Even though no bill has yet been introduced, if Congress and President Obama reach agreement, the bill will be rushed through. Unfortunately, we have received word from sources on Capitol Hill that the GMO bills that previously were attached to the Agriculture Appropriations Bill and the Farm Bill could be part of this package. And because it’s a must-pass funding package, any GMO rider that is included will likely become law.

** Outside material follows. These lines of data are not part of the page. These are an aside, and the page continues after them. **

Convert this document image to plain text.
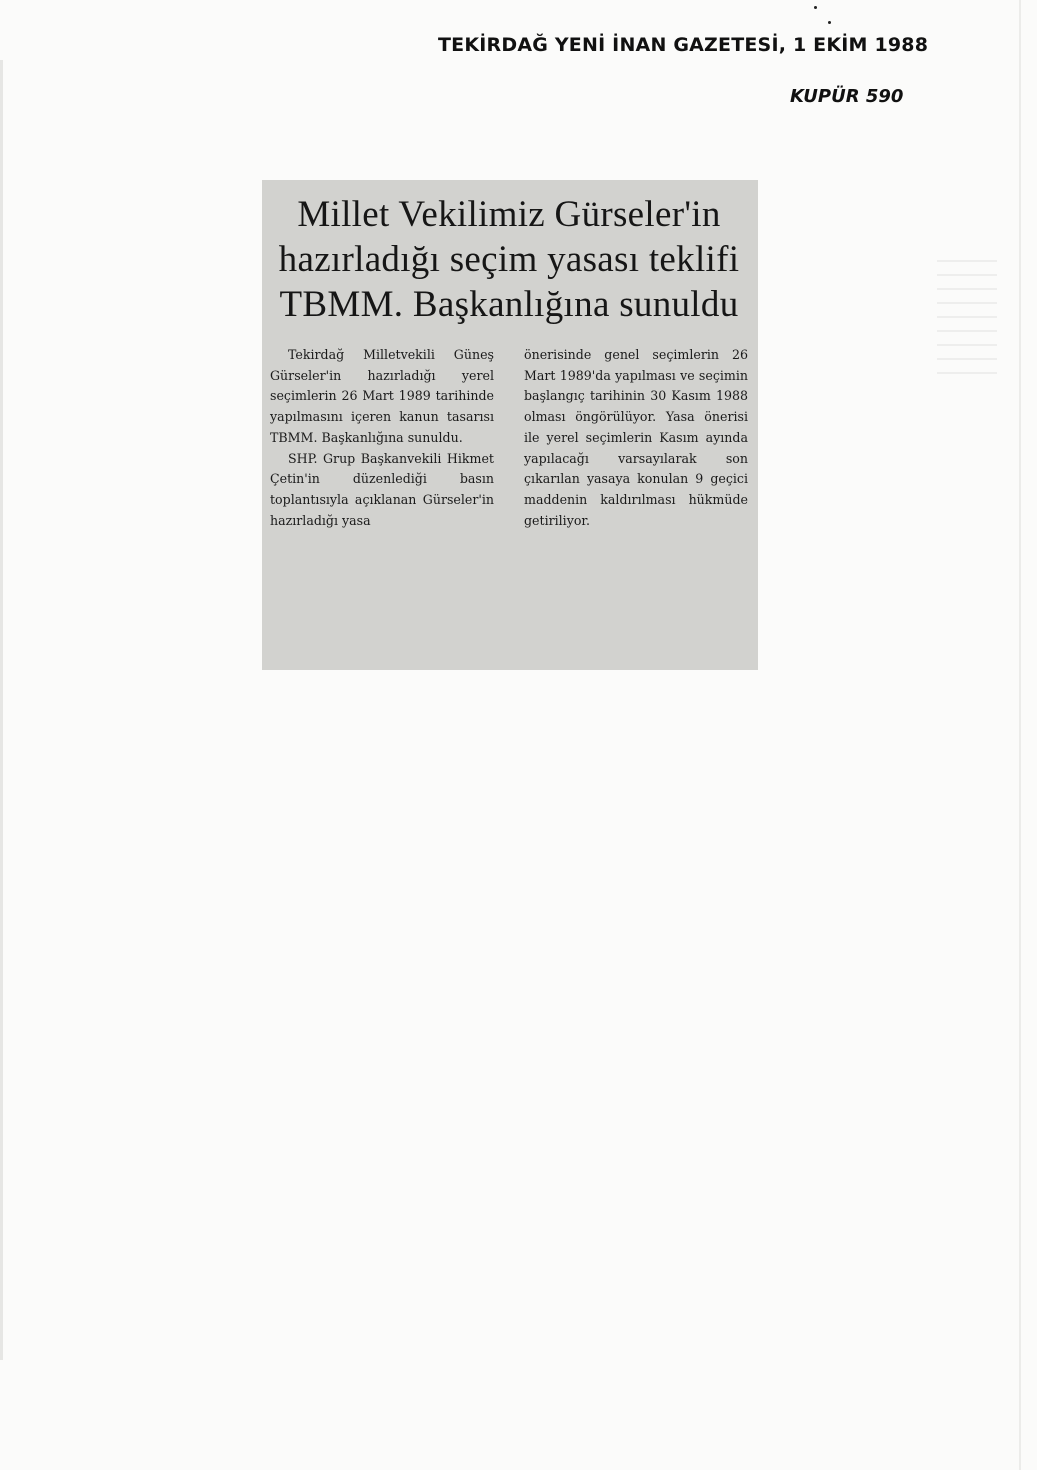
TEKİRDAĞ YENİ İNAN GAZETESİ, 1 EKİM 1988
KUPÜR 590
Millet Vekilimiz Gürseler'in hazırladığı seçim yasası teklifi TBMM. Başkanlığına sunuldu

Tekirdağ Milletvekili Güneş Gürseler'in hazırladığı yerel seçimlerin 26 Mart 1989 tarihinde yapılmasını içeren kanun tasarısı TBMM. Başkanlığına sunuldu.

SHP. Grup Başkanvekili Hikmet Çetin'in düzenlediği basın toplantısıyla açıklanan Gürseler'in hazırladığı yasa

önerisinde genel seçimlerin 26 Mart 1989'da yapılması ve seçimin başlangıç tarihinin 30 Kasım 1988 olması öngörülüyor. Yasa önerisi ile yerel seçimlerin Kasım ayında yapılacağı varsayılarak son çıkarılan yasaya konulan 9 geçici maddenin kaldırılması hükmüde getiriliyor.
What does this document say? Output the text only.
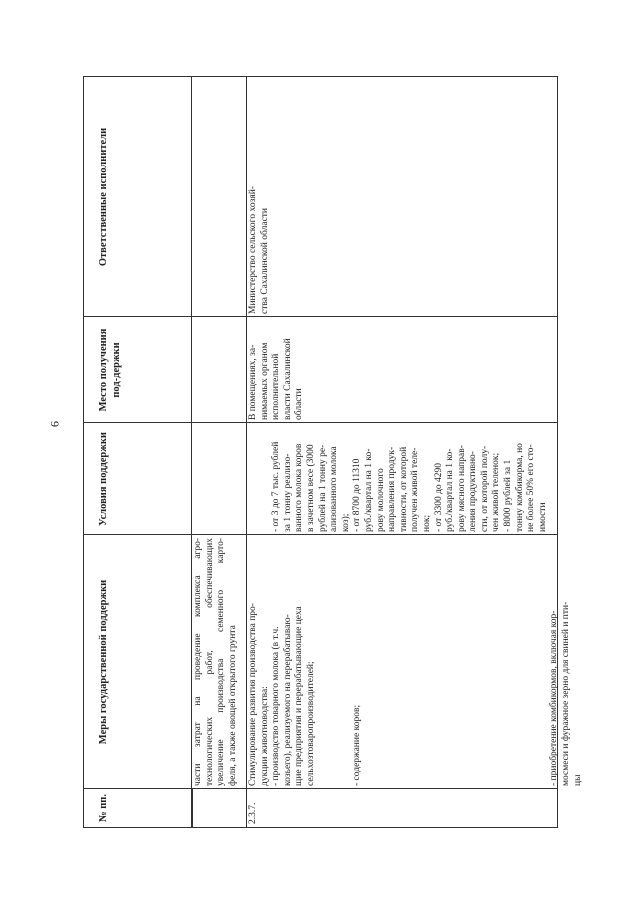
9
№ пп.
Меры государственной поддержки
Условия поддержки
Место получения под-держки
Ответственные исполнители
части затрат на проведение комплекса агро- технологических работ, обеспечивающих увеличение производства семенного карто- феля, а также овощей открытого грунта
2.3.7.
Стимулирование развития производства про- дукции животноводства: - производство товарного молока (в т.ч. козьего), реализуемого на перерабатываю- щие предприятия и перерабатывающие цеха сельхозтоваропроизводителей;

	- содержание коров;

	- приобретение комбикормов, включая кор- мосмеси и фуражное зерно для свиней и пти- цы

- от 3 до 7 тыс. рублей за 1 тонну реализо- ванного молока коров в зачетном весе (3000 рублей на 1 тонну ре- ализованного молока коз); - от 8700 до 11310 руб./квартал на 1 ко- рову молочного направления продук- тивности, от которой получен живой теле- нок; - от 3300 до 4290 руб./квартал на 1 ко- рову мясного направ- ления продуктивно- сти, от которой полу- чен живой теленок; - 8000 рублей за 1 тонну комбикорма, но не более 50% его сто- имости
В помещениях, за- нимаемых органом исполнительной власти Сахалинской области
Министерство сельского хозяй- ства Сахалинской области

These are the same GMO riders we told you about last July. Section 733 of the Agriculture Appropriations Bill (the so-called “Farmer Assurance Provision,” though one might just as well call it the “Monsanto Protection Act”) would strip federal courts of the authority to halt the sale or planting of illegal, potentially hazardous GMO crops—even if a court has told them to stop—while USDA is still assessing potential hazards. The Secretary of Agriculture must, under this provision, grant any farm operator or producer upon request a temporary permit allowing GMO crops to be planted or cultivated, even if a court has called a halt to it until an Environmental Impact Statement is completed.
This rider will almost certainly be included in the omnibus appropriations bill. The second rider, which had been attached to the Farm Bill, would outlaw any review of GE crop impacts based on the National Environmental Policy Act, the Endangered Species Act, or any other environmental law. And no agency other than USDA would be allowed to provide analysis. Even worse, even if negative information were allowed, this would have no affect on the approval of GMO crops. It is less likely that it will be included in the funding bill, but entirely possible.
The biotechnology lobby (Monsanto et al.) is pushing these riders hard to get them folded into the last-minute funding package. Moreover, Sen. Inouye, chair of the Senate Appropriations Committee, still supports the riders, even though the other senators on his committee have already expressed opposition.
While their lobbyists are working on Congress, the biotech industry continues to enforce their seed patents at the expense of small farmers. For example, DuPont is sending former police officers across North America to prevent farmers from saving the seeds from the harvest to replant the next year—despite this being a traditional farming practice. DuPont considers such practices illegal, a threat to patent protection, and in violation of their sales contract. Whether DuPont and other biotech companies will be allowed to continue taking direct action against farmers is a matter that will be considered by the Supreme Court.